Working in a theatrical space didn’t hurt either, especially as the club got to use whatever set might have been up in the main space (the night would start setting up immediately after curtain call in the theatre). “The space looked different all the time – one week there’d be ramps for a modern production of Romeo and Juliet and a month later the set for the panto would be up – I’m sure there were some people who just thought we were really good at decorating the space!” Brendan says.

For Inky Cloak, it’s almost the same thing in reverse: it is fantastic to be staging a show that explores the communal liberation that’s possible on the best queer dancefloors in a space where hundreds of LGBTQ people used to dance every week, since Outdance is as much a part of the tradition within which we have made We Raise Our Hands In The Sanctuary as a theatre piece like Compromised Immunity.
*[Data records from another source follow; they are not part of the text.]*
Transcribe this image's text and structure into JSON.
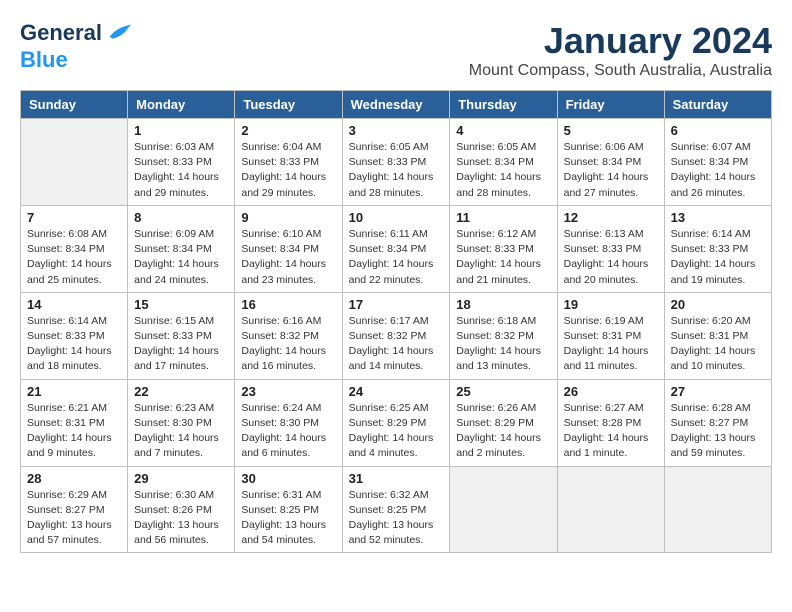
{
  "header": {
    "logo_line1": "General",
    "logo_line2": "Blue",
    "month": "January 2024",
    "location": "Mount Compass, South Australia, Australia"
  },
  "weekdays": [
    "Sunday",
    "Monday",
    "Tuesday",
    "Wednesday",
    "Thursday",
    "Friday",
    "Saturday"
  ],
  "weeks": [
    [
      {
        "day": "",
        "info": ""
      },
      {
        "day": "1",
        "info": "Sunrise: 6:03 AM\nSunset: 8:33 PM\nDaylight: 14 hours\nand 29 minutes."
      },
      {
        "day": "2",
        "info": "Sunrise: 6:04 AM\nSunset: 8:33 PM\nDaylight: 14 hours\nand 29 minutes."
      },
      {
        "day": "3",
        "info": "Sunrise: 6:05 AM\nSunset: 8:33 PM\nDaylight: 14 hours\nand 28 minutes."
      },
      {
        "day": "4",
        "info": "Sunrise: 6:05 AM\nSunset: 8:34 PM\nDaylight: 14 hours\nand 28 minutes."
      },
      {
        "day": "5",
        "info": "Sunrise: 6:06 AM\nSunset: 8:34 PM\nDaylight: 14 hours\nand 27 minutes."
      },
      {
        "day": "6",
        "info": "Sunrise: 6:07 AM\nSunset: 8:34 PM\nDaylight: 14 hours\nand 26 minutes."
      }
    ],
    [
      {
        "day": "7",
        "info": "Sunrise: 6:08 AM\nSunset: 8:34 PM\nDaylight: 14 hours\nand 25 minutes."
      },
      {
        "day": "8",
        "info": "Sunrise: 6:09 AM\nSunset: 8:34 PM\nDaylight: 14 hours\nand 24 minutes."
      },
      {
        "day": "9",
        "info": "Sunrise: 6:10 AM\nSunset: 8:34 PM\nDaylight: 14 hours\nand 23 minutes."
      },
      {
        "day": "10",
        "info": "Sunrise: 6:11 AM\nSunset: 8:34 PM\nDaylight: 14 hours\nand 22 minutes."
      },
      {
        "day": "11",
        "info": "Sunrise: 6:12 AM\nSunset: 8:33 PM\nDaylight: 14 hours\nand 21 minutes."
      },
      {
        "day": "12",
        "info": "Sunrise: 6:13 AM\nSunset: 8:33 PM\nDaylight: 14 hours\nand 20 minutes."
      },
      {
        "day": "13",
        "info": "Sunrise: 6:14 AM\nSunset: 8:33 PM\nDaylight: 14 hours\nand 19 minutes."
      }
    ],
    [
      {
        "day": "14",
        "info": "Sunrise: 6:14 AM\nSunset: 8:33 PM\nDaylight: 14 hours\nand 18 minutes."
      },
      {
        "day": "15",
        "info": "Sunrise: 6:15 AM\nSunset: 8:33 PM\nDaylight: 14 hours\nand 17 minutes."
      },
      {
        "day": "16",
        "info": "Sunrise: 6:16 AM\nSunset: 8:32 PM\nDaylight: 14 hours\nand 16 minutes."
      },
      {
        "day": "17",
        "info": "Sunrise: 6:17 AM\nSunset: 8:32 PM\nDaylight: 14 hours\nand 14 minutes."
      },
      {
        "day": "18",
        "info": "Sunrise: 6:18 AM\nSunset: 8:32 PM\nDaylight: 14 hours\nand 13 minutes."
      },
      {
        "day": "19",
        "info": "Sunrise: 6:19 AM\nSunset: 8:31 PM\nDaylight: 14 hours\nand 11 minutes."
      },
      {
        "day": "20",
        "info": "Sunrise: 6:20 AM\nSunset: 8:31 PM\nDaylight: 14 hours\nand 10 minutes."
      }
    ],
    [
      {
        "day": "21",
        "info": "Sunrise: 6:21 AM\nSunset: 8:31 PM\nDaylight: 14 hours\nand 9 minutes."
      },
      {
        "day": "22",
        "info": "Sunrise: 6:23 AM\nSunset: 8:30 PM\nDaylight: 14 hours\nand 7 minutes."
      },
      {
        "day": "23",
        "info": "Sunrise: 6:24 AM\nSunset: 8:30 PM\nDaylight: 14 hours\nand 6 minutes."
      },
      {
        "day": "24",
        "info": "Sunrise: 6:25 AM\nSunset: 8:29 PM\nDaylight: 14 hours\nand 4 minutes."
      },
      {
        "day": "25",
        "info": "Sunrise: 6:26 AM\nSunset: 8:29 PM\nDaylight: 14 hours\nand 2 minutes."
      },
      {
        "day": "26",
        "info": "Sunrise: 6:27 AM\nSunset: 8:28 PM\nDaylight: 14 hours\nand 1 minute."
      },
      {
        "day": "27",
        "info": "Sunrise: 6:28 AM\nSunset: 8:27 PM\nDaylight: 13 hours\nand 59 minutes."
      }
    ],
    [
      {
        "day": "28",
        "info": "Sunrise: 6:29 AM\nSunset: 8:27 PM\nDaylight: 13 hours\nand 57 minutes."
      },
      {
        "day": "29",
        "info": "Sunrise: 6:30 AM\nSunset: 8:26 PM\nDaylight: 13 hours\nand 56 minutes."
      },
      {
        "day": "30",
        "info": "Sunrise: 6:31 AM\nSunset: 8:25 PM\nDaylight: 13 hours\nand 54 minutes."
      },
      {
        "day": "31",
        "info": "Sunrise: 6:32 AM\nSunset: 8:25 PM\nDaylight: 13 hours\nand 52 minutes."
      },
      {
        "day": "",
        "info": ""
      },
      {
        "day": "",
        "info": ""
      },
      {
        "day": "",
        "info": ""
      }
    ]
  ]
}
The LGBTQ community’s spaces have been under sustained pressure since hyper-gentrification sunk its tungsten-tipped claws deep into the fabric of the capital: but while contemporary corporate property developers lay waste to community assets with a pitiless drive that far exceeds the petrol-can fascists of the past, the community resistance channelled through RVT Future, We Are The Black Cap and Friends of the Joiners’ Arms has lit an inspirational flame. The scale of the challenge – economic, artistic, communal – is enormous. But in the words of Adeva in the final dance sequence of our show: “Don’t stop reaching!”